A Meaningful Moment in My Life
The purpose of this assignment is to write a well-crafted story about a pivotal event in your life.
By pivotal event, I mean an incident (or closely related series of incidents) that resulted in a significant transition in your life, something that you would define as a coming-of-age experience. All of us have experienced moments or events that clearly changed us, or marked our transition into a new phase. You might think of these as stepping stones, or chapter markers, in your life. Your task is to take one of these pivotal events and shape your experiences into a story.
By story, I mean a literary text that loosely follows the structural conventions of initiation, problem development, crisis, climax, and realization (beginning, middle, and end). Although such organization is imposed on the chaos of experience, your task is to create a textual structure around your pivotal event in order to reveal its significance in your life. You will need to portray the events that led up to your stepping stone, and you will also need to demonstrate how this transition changed you. [Remember: show; don't tell.]
Your first task is to consider possible pivotal events (you might even want to make a list). What do you think are the most important turning points, stepping stones, and/or transitions in your life?
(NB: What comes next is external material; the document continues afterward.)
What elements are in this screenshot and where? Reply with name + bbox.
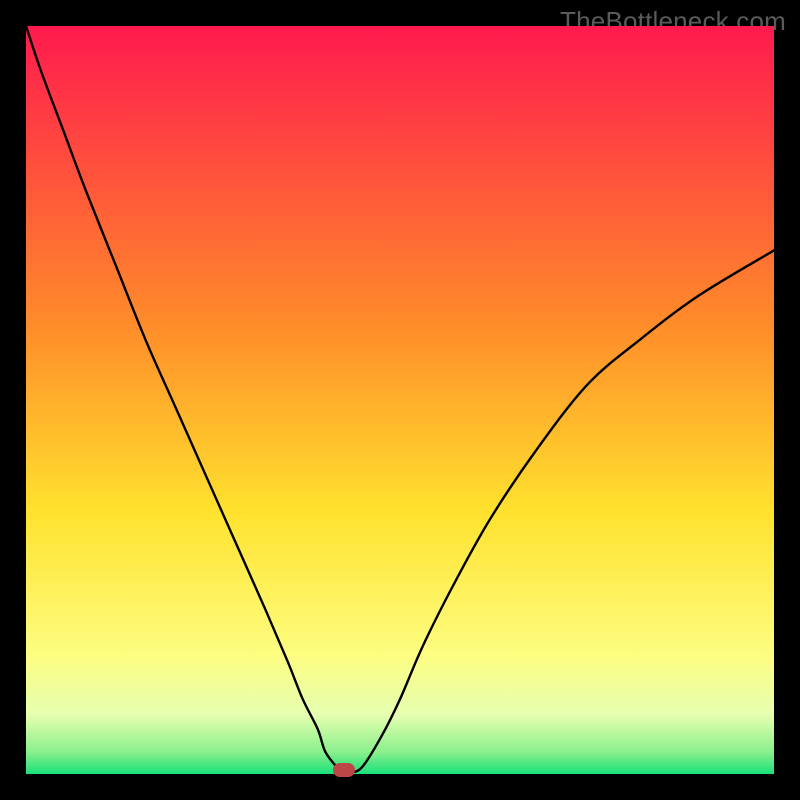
plot-area xyxy=(26,26,774,774)
bottleneck-curve xyxy=(26,26,774,774)
highlight-marker xyxy=(333,763,355,777)
chart-frame: TheBottleneck.com xyxy=(0,0,800,800)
These should be changes that you experienced within you, not merely external events (such as high school graduation). You can write about an external event, but you must use it as a catalyst to an internal change.
After considering the possibilities, you need to choose one pivotal event that you think would make the best story. You should not only consider what has the most potential for drama and resolution, but also what would lend itself best to a story's structure. You might want to eliminate what would be too complicated , or too difficult, to write about. Always choose a subject that you can control!
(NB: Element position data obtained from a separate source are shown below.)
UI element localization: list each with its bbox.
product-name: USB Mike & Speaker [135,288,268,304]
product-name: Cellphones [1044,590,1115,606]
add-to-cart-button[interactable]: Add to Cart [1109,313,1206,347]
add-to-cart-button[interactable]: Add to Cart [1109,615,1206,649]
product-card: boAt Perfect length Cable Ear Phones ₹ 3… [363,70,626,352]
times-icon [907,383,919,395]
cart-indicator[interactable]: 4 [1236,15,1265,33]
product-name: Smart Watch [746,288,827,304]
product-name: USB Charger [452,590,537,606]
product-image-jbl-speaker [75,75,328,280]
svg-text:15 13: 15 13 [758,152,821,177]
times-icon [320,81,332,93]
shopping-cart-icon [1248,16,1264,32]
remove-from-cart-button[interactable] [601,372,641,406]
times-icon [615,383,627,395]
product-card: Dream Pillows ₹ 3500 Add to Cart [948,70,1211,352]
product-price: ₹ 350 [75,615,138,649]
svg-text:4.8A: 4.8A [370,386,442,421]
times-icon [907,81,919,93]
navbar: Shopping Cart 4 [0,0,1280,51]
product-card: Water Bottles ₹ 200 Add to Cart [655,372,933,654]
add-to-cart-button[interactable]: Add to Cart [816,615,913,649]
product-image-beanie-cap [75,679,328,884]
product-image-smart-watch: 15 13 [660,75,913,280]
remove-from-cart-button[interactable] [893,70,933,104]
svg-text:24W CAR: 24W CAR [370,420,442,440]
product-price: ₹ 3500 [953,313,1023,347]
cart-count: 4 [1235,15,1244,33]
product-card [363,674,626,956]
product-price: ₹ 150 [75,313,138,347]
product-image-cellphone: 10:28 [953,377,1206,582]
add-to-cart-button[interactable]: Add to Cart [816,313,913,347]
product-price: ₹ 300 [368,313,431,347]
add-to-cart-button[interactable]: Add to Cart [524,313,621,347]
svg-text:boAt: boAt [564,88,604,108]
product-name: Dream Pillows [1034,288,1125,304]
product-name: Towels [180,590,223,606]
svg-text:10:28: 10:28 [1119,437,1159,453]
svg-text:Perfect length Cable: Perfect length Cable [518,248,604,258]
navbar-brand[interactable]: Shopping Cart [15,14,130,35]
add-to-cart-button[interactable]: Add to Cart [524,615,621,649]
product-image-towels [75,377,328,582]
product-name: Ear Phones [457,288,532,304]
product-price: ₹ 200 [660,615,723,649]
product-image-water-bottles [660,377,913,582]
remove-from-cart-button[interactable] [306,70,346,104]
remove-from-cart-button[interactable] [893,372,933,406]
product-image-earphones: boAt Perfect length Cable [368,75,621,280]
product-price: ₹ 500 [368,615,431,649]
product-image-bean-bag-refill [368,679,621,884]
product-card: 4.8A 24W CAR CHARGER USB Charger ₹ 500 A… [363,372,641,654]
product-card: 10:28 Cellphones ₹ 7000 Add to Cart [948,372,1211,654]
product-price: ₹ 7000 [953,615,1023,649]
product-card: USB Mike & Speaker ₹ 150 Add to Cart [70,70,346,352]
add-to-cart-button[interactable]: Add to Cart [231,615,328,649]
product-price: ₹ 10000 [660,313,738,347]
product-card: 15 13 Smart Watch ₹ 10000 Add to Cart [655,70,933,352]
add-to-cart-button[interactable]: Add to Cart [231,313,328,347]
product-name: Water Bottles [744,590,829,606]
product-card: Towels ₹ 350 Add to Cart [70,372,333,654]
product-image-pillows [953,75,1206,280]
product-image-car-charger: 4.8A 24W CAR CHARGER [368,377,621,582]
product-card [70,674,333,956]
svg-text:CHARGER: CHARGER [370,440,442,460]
Your pivotal event is actually the climax of your story, but it is also your beginning, since it is the point you will begin writing about. In a free writing exercise, you might want to list quickly everything you can remember about your pivotal event--details of the actual scene, event, or moment; other people that were involved; thoughts and feelings that you had; experiences or issues that led up to the event; and the ways the event changes you.
In discovering a structure for story, you will need to work backwards from your pivotal event. If a conflict, tension, problem, crisis, issue, question, or desire was somehow resolved by your pivotal event, work backwards to the point when it (whatever it is) began to develop in your life as a concern. This point is your initiation into the story. You might simply ask yourself when was the first time you became aware of the conflict that the pivotal event resolved. Was there a series of connected incidents that incited a problem or desire the led eventually to the final pivotal event[s]?
Once you have a beginning and an end, you can focus on the movement between the two. Here selection and arrangement of material is most important. Write about only what is involved in a progressive narrative movement from the beginning to the end. Was there a person or power that stood in the way your reaching the pivotal event, and how did you get around such an obstacle[s]? How did your emotions or attitudes change along the way? Was there an unexpected event or complication that forced you into a crisis and that precipitated your pivotal event? Were there low points or high points along the way?
The climax is the moment[s] of transition when you actually experienced a change from "the old me" to "the new me." You might consider this a time of death and rebirth. Were there particular feelings, needs, perspectives, or beliefs that died or gave way to something entirely (or I suppose partially) new? Where were you, and what exactly were you doing, when the transformation took place? Did you realize that a change was taking place?
The resolution or conclusion should briefly note the consequences of the changes. Did your life change outwardly? Did you develop new ways of seeing the world? In what way were the internal changes apparent externally? How, and if, is "the new me" better than "the old me."